Kouznetsova: Wir wollten gerade dieser enormen Bandbreite Rechnung tragen: Ästhetisch von den beinahe barocken Anordnungen, rustikal-düsteren Bildern, über naturalistische Inszenierungen auch beispielsweise von Fleisch oder dem knalligen Technicolor bei einem meiner Lieblingsfotografen Maurizio Di Iorio bis hin zu den Infografiken von Sarah Illenberger. Dazu die unterschiedlichen Zwecke, für die Essen in Szene gesetzt wird: Kommerziell, in Editorials, in freien Arbeiten bis hin zu regelrechten Food Performances.
SPIEGEL ONLINE: Ein visuelles Festmahl stellen die bildstarken Arbeiten in jedem Fall dar - aber einige versuchen nicht einmal den Anschein zu erwecken, essbar zu sein.
Kouznetsova: Es ist ja ein offenes Geheimnis, dass Food-Fotografie in den allermeisten Fällen keine essbaren Ergebnisse produziert: Das Essen wird von allen möglichen Leuten angetatscht, muss oft über viele Stunden unterm Scheinwerfer am Set stehen. Die Wirklichkeit dahinter ist eher unappetitlich. Dieses Thema wird übrigens auch im Buch aufgegriffen: Die Set-Designerin Sandy Suffield kreiert traditionelle Sets mit Braten, Eis oder Brot, und drum herum sehen wir das ganze Arsenal an Werkzeug, inklusive Haarspray.

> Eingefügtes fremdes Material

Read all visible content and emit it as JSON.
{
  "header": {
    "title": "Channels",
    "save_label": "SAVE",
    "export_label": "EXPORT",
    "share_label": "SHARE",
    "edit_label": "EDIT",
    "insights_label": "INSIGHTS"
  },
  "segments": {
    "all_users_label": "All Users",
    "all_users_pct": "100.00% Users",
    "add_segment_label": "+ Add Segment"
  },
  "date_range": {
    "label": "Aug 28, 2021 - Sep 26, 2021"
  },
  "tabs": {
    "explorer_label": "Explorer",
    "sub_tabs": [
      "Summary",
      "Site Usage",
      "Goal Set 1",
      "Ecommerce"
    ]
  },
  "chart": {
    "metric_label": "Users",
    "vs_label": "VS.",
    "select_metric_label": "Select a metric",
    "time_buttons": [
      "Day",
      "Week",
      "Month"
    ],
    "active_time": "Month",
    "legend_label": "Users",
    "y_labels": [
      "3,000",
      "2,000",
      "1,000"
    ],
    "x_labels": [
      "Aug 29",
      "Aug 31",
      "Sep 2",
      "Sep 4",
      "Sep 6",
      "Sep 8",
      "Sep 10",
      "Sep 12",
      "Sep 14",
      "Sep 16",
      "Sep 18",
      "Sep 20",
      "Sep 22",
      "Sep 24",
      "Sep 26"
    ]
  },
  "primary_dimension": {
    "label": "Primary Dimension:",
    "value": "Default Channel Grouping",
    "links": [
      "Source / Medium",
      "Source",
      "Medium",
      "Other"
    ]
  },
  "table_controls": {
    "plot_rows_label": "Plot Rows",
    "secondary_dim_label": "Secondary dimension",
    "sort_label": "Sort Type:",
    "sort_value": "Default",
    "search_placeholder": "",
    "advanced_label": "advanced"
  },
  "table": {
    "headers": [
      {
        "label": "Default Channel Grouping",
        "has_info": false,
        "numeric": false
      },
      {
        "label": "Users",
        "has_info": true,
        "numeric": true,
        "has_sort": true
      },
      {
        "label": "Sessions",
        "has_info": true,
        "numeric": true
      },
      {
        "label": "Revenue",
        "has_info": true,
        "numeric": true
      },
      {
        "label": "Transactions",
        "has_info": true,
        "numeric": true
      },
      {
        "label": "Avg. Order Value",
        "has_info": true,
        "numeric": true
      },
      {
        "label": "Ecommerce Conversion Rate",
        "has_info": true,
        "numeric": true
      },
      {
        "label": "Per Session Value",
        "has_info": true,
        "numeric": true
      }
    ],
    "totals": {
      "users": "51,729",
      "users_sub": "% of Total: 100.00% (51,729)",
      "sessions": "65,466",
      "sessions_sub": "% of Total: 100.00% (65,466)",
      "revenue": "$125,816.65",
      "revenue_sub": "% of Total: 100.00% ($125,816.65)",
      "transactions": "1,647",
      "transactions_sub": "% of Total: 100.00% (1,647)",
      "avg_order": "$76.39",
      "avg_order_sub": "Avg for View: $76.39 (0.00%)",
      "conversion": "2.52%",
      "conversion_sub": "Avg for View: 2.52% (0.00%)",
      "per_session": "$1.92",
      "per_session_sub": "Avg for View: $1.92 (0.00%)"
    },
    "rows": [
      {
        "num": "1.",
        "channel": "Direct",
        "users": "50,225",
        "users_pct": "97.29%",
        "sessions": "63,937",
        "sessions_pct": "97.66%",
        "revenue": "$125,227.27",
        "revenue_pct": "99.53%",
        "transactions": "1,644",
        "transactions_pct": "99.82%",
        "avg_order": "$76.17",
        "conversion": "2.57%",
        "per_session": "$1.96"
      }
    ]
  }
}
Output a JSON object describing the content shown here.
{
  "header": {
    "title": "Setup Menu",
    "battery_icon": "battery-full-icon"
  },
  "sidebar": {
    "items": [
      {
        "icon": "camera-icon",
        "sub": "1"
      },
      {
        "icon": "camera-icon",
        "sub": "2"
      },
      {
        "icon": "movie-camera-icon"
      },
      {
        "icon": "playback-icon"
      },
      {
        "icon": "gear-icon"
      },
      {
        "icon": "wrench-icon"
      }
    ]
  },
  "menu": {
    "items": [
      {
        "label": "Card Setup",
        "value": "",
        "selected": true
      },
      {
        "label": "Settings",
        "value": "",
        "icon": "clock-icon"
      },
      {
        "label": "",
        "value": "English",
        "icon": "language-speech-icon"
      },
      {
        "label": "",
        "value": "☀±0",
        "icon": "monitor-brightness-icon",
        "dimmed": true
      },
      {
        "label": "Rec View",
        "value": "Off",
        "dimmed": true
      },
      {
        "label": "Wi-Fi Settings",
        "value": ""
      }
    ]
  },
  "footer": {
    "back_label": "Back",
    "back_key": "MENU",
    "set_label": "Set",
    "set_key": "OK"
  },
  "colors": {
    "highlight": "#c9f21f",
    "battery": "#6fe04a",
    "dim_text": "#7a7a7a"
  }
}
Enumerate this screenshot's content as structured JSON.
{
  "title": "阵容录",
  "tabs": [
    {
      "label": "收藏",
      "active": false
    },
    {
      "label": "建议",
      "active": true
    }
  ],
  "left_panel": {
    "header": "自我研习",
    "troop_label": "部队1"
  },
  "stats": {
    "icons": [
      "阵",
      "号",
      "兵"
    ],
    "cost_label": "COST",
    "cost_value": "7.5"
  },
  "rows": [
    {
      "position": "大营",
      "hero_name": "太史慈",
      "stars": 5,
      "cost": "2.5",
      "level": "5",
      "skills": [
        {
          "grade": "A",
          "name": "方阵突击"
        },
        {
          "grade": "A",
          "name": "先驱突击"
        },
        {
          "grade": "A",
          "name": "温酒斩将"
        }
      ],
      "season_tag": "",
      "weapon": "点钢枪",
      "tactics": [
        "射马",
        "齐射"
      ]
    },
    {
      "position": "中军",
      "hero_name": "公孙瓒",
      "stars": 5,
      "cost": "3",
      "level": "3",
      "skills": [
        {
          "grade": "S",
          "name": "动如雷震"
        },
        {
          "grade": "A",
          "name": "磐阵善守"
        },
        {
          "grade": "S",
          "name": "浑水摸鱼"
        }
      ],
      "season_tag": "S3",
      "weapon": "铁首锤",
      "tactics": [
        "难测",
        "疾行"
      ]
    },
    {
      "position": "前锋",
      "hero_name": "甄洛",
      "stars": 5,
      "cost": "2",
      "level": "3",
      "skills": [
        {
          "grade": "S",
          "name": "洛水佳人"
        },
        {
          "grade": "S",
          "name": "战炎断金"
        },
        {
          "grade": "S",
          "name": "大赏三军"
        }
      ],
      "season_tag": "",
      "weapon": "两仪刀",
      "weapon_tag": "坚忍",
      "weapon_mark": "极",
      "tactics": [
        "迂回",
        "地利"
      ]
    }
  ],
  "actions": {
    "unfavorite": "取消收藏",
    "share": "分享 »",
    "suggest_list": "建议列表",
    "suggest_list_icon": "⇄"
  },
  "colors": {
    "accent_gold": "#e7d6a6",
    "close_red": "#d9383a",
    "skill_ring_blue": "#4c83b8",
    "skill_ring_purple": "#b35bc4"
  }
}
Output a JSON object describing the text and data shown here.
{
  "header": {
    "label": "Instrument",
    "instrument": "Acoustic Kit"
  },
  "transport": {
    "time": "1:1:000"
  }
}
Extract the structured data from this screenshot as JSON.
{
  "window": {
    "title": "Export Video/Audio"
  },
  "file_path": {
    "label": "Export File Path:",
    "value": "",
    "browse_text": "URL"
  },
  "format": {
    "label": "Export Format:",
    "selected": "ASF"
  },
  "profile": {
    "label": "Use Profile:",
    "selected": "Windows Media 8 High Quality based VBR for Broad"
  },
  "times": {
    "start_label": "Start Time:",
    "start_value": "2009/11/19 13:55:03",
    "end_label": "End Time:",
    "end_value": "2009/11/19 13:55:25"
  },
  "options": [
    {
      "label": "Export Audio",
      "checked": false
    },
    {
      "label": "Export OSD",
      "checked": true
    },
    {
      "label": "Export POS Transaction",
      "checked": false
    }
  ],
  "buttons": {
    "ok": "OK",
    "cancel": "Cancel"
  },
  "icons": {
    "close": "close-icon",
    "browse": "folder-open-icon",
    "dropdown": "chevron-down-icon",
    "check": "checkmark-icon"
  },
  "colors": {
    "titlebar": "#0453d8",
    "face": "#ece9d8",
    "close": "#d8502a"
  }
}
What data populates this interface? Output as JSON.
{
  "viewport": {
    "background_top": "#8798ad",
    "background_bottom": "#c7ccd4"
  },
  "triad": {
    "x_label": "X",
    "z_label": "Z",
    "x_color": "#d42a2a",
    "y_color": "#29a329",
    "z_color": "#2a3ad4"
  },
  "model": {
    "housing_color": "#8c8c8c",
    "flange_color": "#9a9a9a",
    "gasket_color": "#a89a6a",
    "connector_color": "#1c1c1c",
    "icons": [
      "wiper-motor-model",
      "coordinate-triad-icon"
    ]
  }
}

SPIEGEL ONLINE: Welche Nahrungsmittel sind denn am schwierigsten zu fotografieren?
Kouznetsova: Ich habe mir sagen lassen, Eis und Eier seien die am schwierigsten zu inszenierenden Lebensmittel. Und dann das Thema Glanz: Ein Fotograf erzählte mir, er habe zwölf fix und fertig präparierte Gänse für ein einziges Foto vorbereitet. Sobald die eine an Glanz und Knackigkeit verloren hat, kam die nächste zum Einsatz.
SPIEGEL ONLINE: Haben Sie zum Schluss noch einen Tipp, für das perfekt bei Instagram in Szene gesetzte Mahl?
Kouznetsova: Das Tragische an Instagram ist ja, dass ein Bild genau dann als perfekt wahrgenommen wird, wenn es möglichst viele Likes bekommt - weil es aussieht wie alle anderen. Viel interessanter als das eine, perfekte Motiv ist in meinen Augen das imperfekte: Zum Beispiel eine Reihe von Bildern oder ein Making-of hinter den Kulissen.